Taken together, our results point not only to high self-reported non-adherence to guidelines regarding 1) inappropriate imaging and passive interventions (Tab. 2 and 3), but also to the possibility that 2) unhelpful narratives are delivered to patients together with the intention to promote recommended interventions (Tab. 4 and 6). Both can lead to paradoxical increases in distress, fear and avoidance, decreased self-efficacy, maladaptive coping strategies, and iatrogenic harm in prone individuals with LBP [6,29,30,38], as well as to overall lower cost-effectiveness and risk-benefit ratio of health care [6–8].
Limitations
Convenience sampling used in this study is associated with a number of biases and it can be expected that individuals more interested and educated in the subject will be more responsive. Furthermore, it is well known that self-reported behavior does not always correlate highly with actual behavior due to response bias and the use of a vignette, although vignettes were used in prior studies and are understood as a valid proxy [39]. For all these reasons, more guidelines-adherent responses can be expected. Another limitation is that a pre-determined sample size of 382 was not reached – post-hoc analysis revealed that with a sample size of 344 and a 95% confidence interval, the margin of error is 5.3% [20]. It is important to mention that the sample size was calculated for the whole population of Czech physiotherapists and physicians and that a smaller sample size would be sufficient if we could calculate how many of these clinicians actually treat individuals with LBP. Even though guidelines generally put an emphasis on patient education, reassurance, and promotion of physical activity, they usually lack specific examples or recommendations [40], and for this reason, the educational statements used in this study could be significantly influenced by our subjective biases as to whether they are adequately in line with these guidelines. To obtain more generalizable results, it would be beneficial to use standardized vignettes with more than one clinical presentation (e. g., individuals with acute, sub-acute, and chronic pain or with different degrees of complexity). Together with the region-specific nature of this study (the Czech Republic), all these factors limit the generalizability of our study.
Conclusion
The findings suggest that adherence to clinical guidelines regarding recommendations against inappropriate interventions and the promotion of unhelpful narratives is low in the Czech Republic. To facilitate high-value care for individuals with low back pain in the Czech Republic, local high-quality clinical practice guidelines should be developed in the future, and different barriers and facilitators to its adaption and adherence should be further examined in quantitative as well as qualitative research so that the most important factors could be effectively targeted.
Ethical aspects
The study was conducted in accord with the Declaration of Helsinki of 1964 and its later amendments and was approved by the Institutional Ethical Board of University Hospital Motol, Prague, Czech Republic (date: 12. 7. 2023, ref. no.: EK-771/23) and all the participants provided written informed consent.

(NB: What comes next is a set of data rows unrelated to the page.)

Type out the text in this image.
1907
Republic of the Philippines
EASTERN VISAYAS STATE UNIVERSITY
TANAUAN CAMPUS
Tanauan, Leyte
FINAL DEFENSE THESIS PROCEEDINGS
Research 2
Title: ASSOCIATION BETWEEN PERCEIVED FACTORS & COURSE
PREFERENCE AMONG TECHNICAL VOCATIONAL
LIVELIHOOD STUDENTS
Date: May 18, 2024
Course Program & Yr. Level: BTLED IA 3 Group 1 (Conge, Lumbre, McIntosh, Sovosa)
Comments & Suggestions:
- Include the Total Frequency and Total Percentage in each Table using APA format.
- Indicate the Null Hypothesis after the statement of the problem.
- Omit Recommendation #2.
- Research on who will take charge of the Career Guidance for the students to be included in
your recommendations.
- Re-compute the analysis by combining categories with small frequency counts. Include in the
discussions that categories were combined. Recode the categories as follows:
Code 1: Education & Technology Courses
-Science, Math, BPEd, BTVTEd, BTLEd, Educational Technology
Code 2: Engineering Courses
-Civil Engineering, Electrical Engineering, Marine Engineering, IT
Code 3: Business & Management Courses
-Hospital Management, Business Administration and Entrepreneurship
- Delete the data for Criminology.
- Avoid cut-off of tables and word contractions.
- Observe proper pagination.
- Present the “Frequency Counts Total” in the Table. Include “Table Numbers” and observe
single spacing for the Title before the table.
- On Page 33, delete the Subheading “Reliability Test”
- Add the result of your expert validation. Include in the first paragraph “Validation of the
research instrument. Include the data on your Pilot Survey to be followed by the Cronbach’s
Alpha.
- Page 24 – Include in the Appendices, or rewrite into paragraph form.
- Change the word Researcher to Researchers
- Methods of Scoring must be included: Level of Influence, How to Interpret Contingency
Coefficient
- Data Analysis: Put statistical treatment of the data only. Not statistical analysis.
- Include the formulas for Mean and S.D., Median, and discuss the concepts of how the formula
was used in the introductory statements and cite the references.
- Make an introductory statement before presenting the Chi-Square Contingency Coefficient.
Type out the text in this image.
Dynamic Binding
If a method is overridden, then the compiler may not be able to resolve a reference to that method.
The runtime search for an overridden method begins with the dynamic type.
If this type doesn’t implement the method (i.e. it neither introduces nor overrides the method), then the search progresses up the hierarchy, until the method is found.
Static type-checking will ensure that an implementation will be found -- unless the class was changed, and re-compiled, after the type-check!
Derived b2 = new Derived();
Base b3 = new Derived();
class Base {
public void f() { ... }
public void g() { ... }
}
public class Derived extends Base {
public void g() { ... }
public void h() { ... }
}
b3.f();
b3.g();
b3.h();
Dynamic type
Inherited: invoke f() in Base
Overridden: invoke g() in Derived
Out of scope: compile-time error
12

All data were analyzed anonymously.
Acknowledgments
The authors have no acknowledgments.
Author contributions
TK and MR researched the literature and conceived the study. AK was involved in protocol development and gaining ethical approval. MR was involved in participant recruitment. TK and MR were responsible for data acquisition and TK for data analysis and interpretation. TK wrote the first draft of the manuscript. All authors reviewed and edited the manuscript and approved the final version of the manuscript.
Conflict of interest
The authors declare they have no potential conflicts of interest concerning drugs, products, or services used in the study.